NASA reveals the first image from its $10B James Webb Space Telescope, the deepest we’ve ever seen into space
|Image credit: NASA, ESA, CSA, and STScI. Click to enlarge (this is the full-resolution image).|
NASA has revealed the first image captured by the James Webb Space Telescope. The image ‘is the deepest and sharpest infrared image of the distant universe to date,’ according to NASA, and is officially known as ‘Webb’s First Deep Field.’
The image, captured with Webb’s Near-Infrared Camera (NIRCam), shows off galaxy cluster SMACS 0723. The composite took roughly 12.5 hours to capture and is made from images captured at different wavelengths. In it, we see thousands of galaxies, some of which are distorted due to other galaxies acting as a gravitational lens by magnifying and warping the light emitting from the galaxies behind them. The image shows SMACS 0723 as it appeared roughly 4.6 billion years ago.

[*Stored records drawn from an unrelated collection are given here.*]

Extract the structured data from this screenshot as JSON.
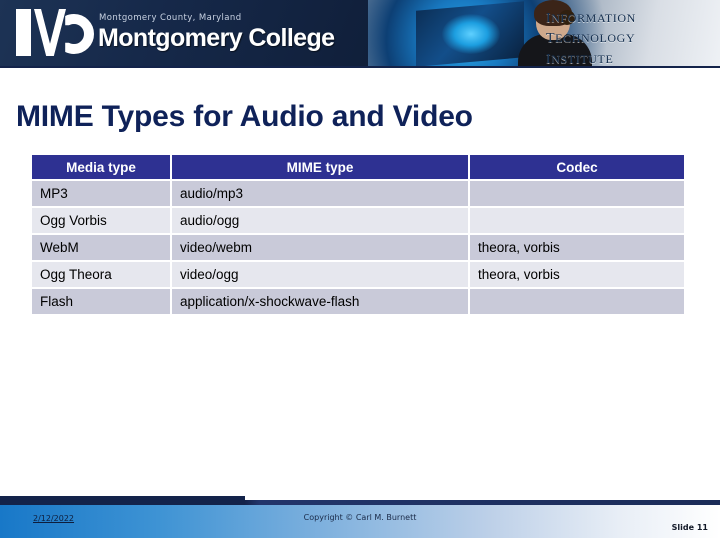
{
  "banner": {
    "logo_county": "Montgomery County, Maryland",
    "logo_college": "Montgomery College",
    "logo_mark_alt": "MC",
    "institute_line1": "Information",
    "institute_line2": "Technology",
    "institute_line3": "Institute"
  },
  "slide": {
    "title": "MIME Types for Audio and Video"
  },
  "table": {
    "headers": {
      "media": "Media type",
      "mime": "MIME type",
      "codec": "Codec"
    },
    "rows": [
      {
        "media": "MP3",
        "mime": "audio/mp3",
        "codec": ""
      },
      {
        "media": "Ogg Vorbis",
        "mime": "audio/ogg",
        "codec": ""
      },
      {
        "media": "WebM",
        "mime": "video/webm",
        "codec": "theora, vorbis"
      },
      {
        "media": "Ogg Theora",
        "mime": "video/ogg",
        "codec": "theora, vorbis"
      },
      {
        "media": "Flash",
        "mime": "application/x-shockwave-flash",
        "codec": ""
      }
    ]
  },
  "footer": {
    "date": "2/12/2022",
    "copyright": "Copyright © Carl M. Burnett",
    "slide_number": "Slide 11"
  },
  "colors": {
    "title": "#0f2259",
    "table_header_bg": "#2e3192",
    "row_odd_bg": "#c9cad9",
    "row_even_bg": "#e6e7ee",
    "banner_navy": "#13234a",
    "footer_blue": "#1878c8"
  }
}
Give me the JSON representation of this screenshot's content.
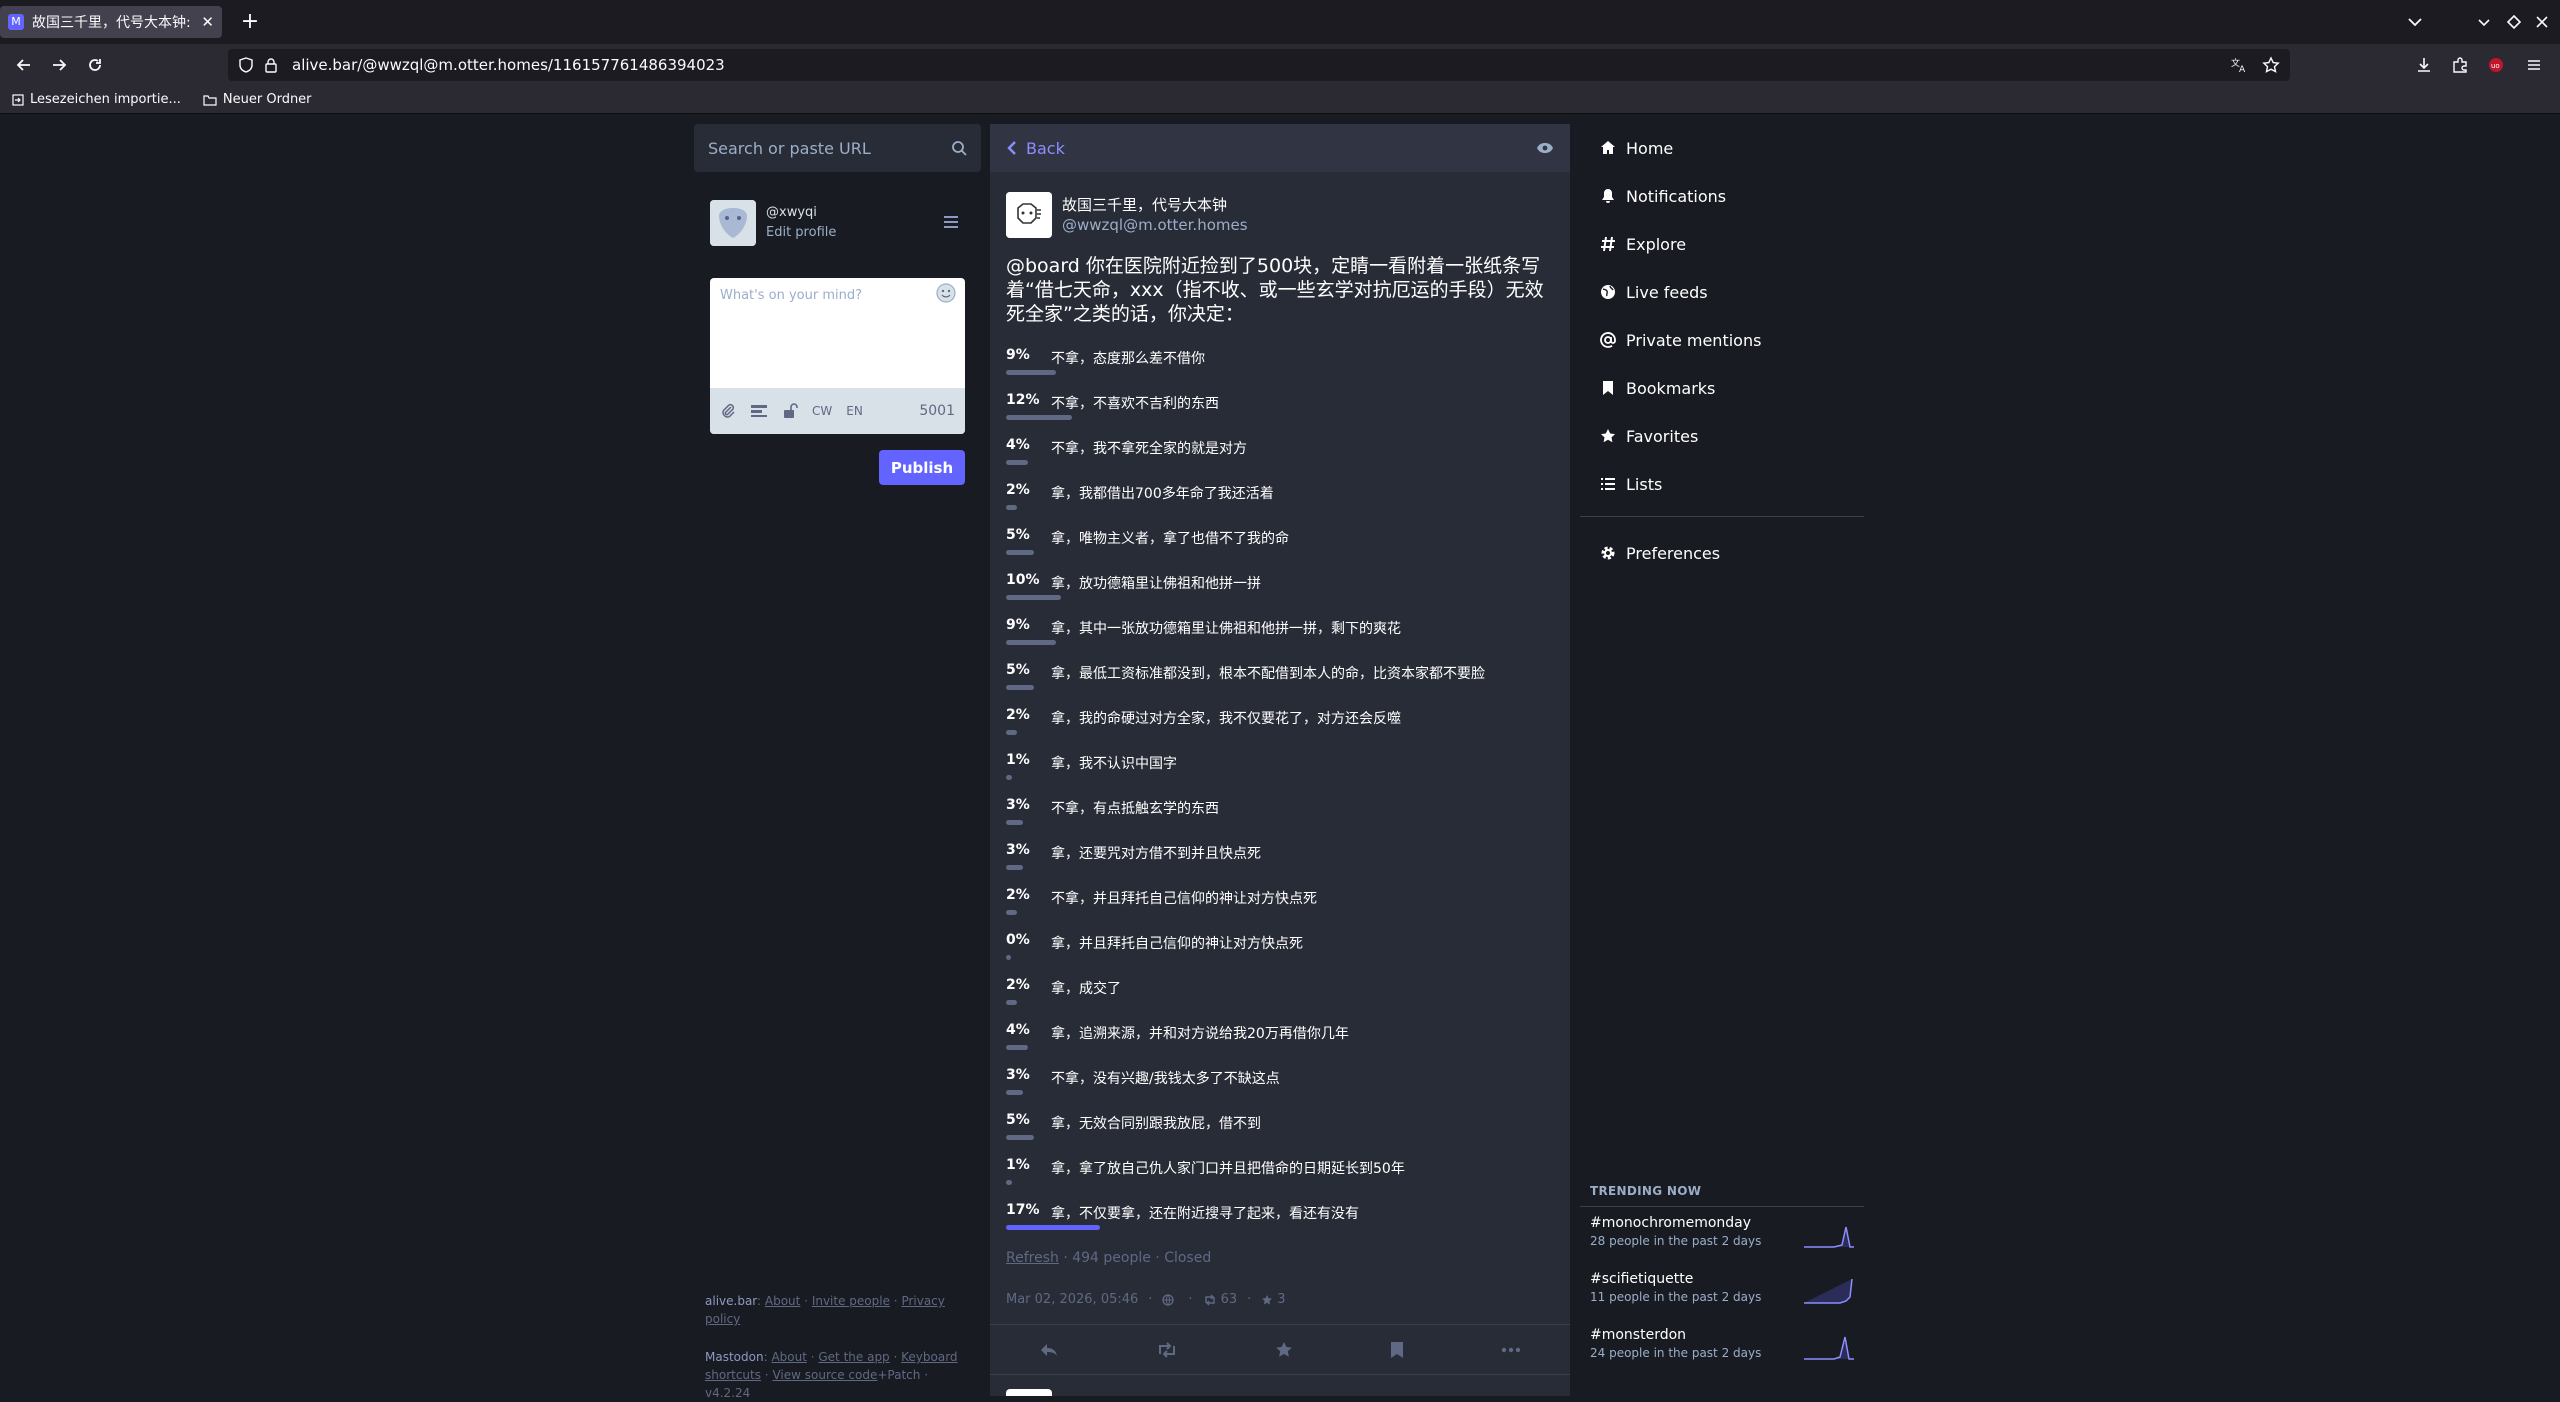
{
  "browser": {
    "tab_title": "故国三千里，代号大本钟: \"@",
    "tab_favicon": "M",
    "url": "alive.bar/@wwzql@m.otter.homes/116157761486394023",
    "bookmarks": [
      "Lesezeichen importie...",
      "Neuer Ordner"
    ]
  },
  "left": {
    "search_placeholder": "Search or paste URL",
    "account_handle": "@xwyqi",
    "edit_profile": "Edit profile",
    "compose_placeholder": "What's on your mind?",
    "tool_cw": "CW",
    "tool_lang": "EN",
    "char_count": "5001",
    "publish": "Publish",
    "footer": {
      "server": "alive.bar",
      "about": "About",
      "invite": "Invite people",
      "privacy": "Privacy policy",
      "mastodon": "Mastodon",
      "about2": "About",
      "get_app": "Get the app",
      "shortcuts": "Keyboard shortcuts",
      "source": "View source code",
      "patch": "+Patch",
      "version": "v4.2.24"
    }
  },
  "center": {
    "back": "Back",
    "author_name": "故国三千里，代号大本钟",
    "author_acct": "@wwzql@m.otter.homes",
    "mention": "@board",
    "status_text": " 你在医院附近捡到了500块，定睛一看附着一张纸条写着“借七天命，xxx（指不收、或一些玄学对抗厄运的手段）无效死全家”之类的话，你决定：",
    "poll_options": [
      {
        "pct": "9%",
        "value": 9,
        "label": "不拿，态度那么差不借你"
      },
      {
        "pct": "12%",
        "value": 12,
        "label": "不拿，不喜欢不吉利的东西"
      },
      {
        "pct": "4%",
        "value": 4,
        "label": "不拿，我不拿死全家的就是对方"
      },
      {
        "pct": "2%",
        "value": 2,
        "label": "拿，我都借出700多年命了我还活着"
      },
      {
        "pct": "5%",
        "value": 5,
        "label": "拿，唯物主义者，拿了也借不了我的命"
      },
      {
        "pct": "10%",
        "value": 10,
        "label": "拿，放功德箱里让佛祖和他拼一拼"
      },
      {
        "pct": "9%",
        "value": 9,
        "label": "拿，其中一张放功德箱里让佛祖和他拼一拼，剩下的爽花"
      },
      {
        "pct": "5%",
        "value": 5,
        "label": "拿，最低工资标准都没到，根本不配借到本人的命，比资本家都不要脸"
      },
      {
        "pct": "2%",
        "value": 2,
        "label": "拿，我的命硬过对方全家，我不仅要花了，对方还会反噬"
      },
      {
        "pct": "1%",
        "value": 1,
        "label": "拿，我不认识中国字"
      },
      {
        "pct": "3%",
        "value": 3,
        "label": "不拿，有点抵触玄学的东西"
      },
      {
        "pct": "3%",
        "value": 3,
        "label": "拿，还要咒对方借不到并且快点死"
      },
      {
        "pct": "2%",
        "value": 2,
        "label": "不拿，并且拜托自己信仰的神让对方快点死"
      },
      {
        "pct": "0%",
        "value": 0,
        "label": "拿，并且拜托自己信仰的神让对方快点死"
      },
      {
        "pct": "2%",
        "value": 2,
        "label": "拿，成交了"
      },
      {
        "pct": "4%",
        "value": 4,
        "label": "拿，追溯来源，并和对方说给我20万再借你几年"
      },
      {
        "pct": "3%",
        "value": 3,
        "label": "不拿，没有兴趣/我钱太多了不缺这点"
      },
      {
        "pct": "5%",
        "value": 5,
        "label": "拿，无效合同别跟我放屁，借不到"
      },
      {
        "pct": "1%",
        "value": 1,
        "label": "拿，拿了放自己仇人家门口并且把借命的日期延长到50年"
      },
      {
        "pct": "17%",
        "value": 17,
        "label": "拿，不仅要拿，还在附近搜寻了起来，看还有没有"
      }
    ],
    "poll_refresh": "Refresh",
    "poll_summary": " · 494 people · Closed",
    "timestamp": "Mar 02, 2026, 05:46",
    "meta_sep": "·",
    "reblogs": "63",
    "favourites": "3"
  },
  "nav": {
    "items": [
      {
        "label": "Home",
        "icon": "home-icon"
      },
      {
        "label": "Notifications",
        "icon": "bell-icon"
      },
      {
        "label": "Explore",
        "icon": "hashtag-icon"
      },
      {
        "label": "Live feeds",
        "icon": "globe-icon"
      },
      {
        "label": "Private mentions",
        "icon": "at-icon"
      },
      {
        "label": "Bookmarks",
        "icon": "bookmark-icon"
      },
      {
        "label": "Favorites",
        "icon": "star-icon"
      },
      {
        "label": "Lists",
        "icon": "list-icon"
      }
    ],
    "preferences": "Preferences"
  },
  "trending": {
    "title": "TRENDING NOW",
    "items": [
      {
        "tag": "#monochromemonday",
        "uses": "28 people in the past 2 days"
      },
      {
        "tag": "#scifietiquette",
        "uses": "11 people in the past 2 days"
      },
      {
        "tag": "#monsterdon",
        "uses": "24 people in the past 2 days"
      }
    ]
  },
  "colors": {
    "accent": "#6364ff",
    "link": "#8c8dff",
    "background": "#191b22",
    "column": "#282c37"
  }
}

HUBBLE vs JWST: Here’s the difference. Welcome to a new era of astronomy. pic.twitter.com/ATIOhc2mnQ
— Ian Lauer (@ianlauerastro) July 11, 2022
For context of just how small a piece of the universe this image was captured within, NASA says galaxy cluster captured in this image is roughly the size of a grain of sand when held at arm’s length.
Tomorrow, Tuesday, July 12, NASA, in partnership with ESA (European Space Agency) and CSA (Canadian Space Agency), is expected to reveal the full set of images captured by the James Webb Space Telescope at 10:30am ET (14:30 UTC). The livestream, embedded above, will broadcast live from NASA’s Goddard Space Flight Center in Greenbelt, Maryland.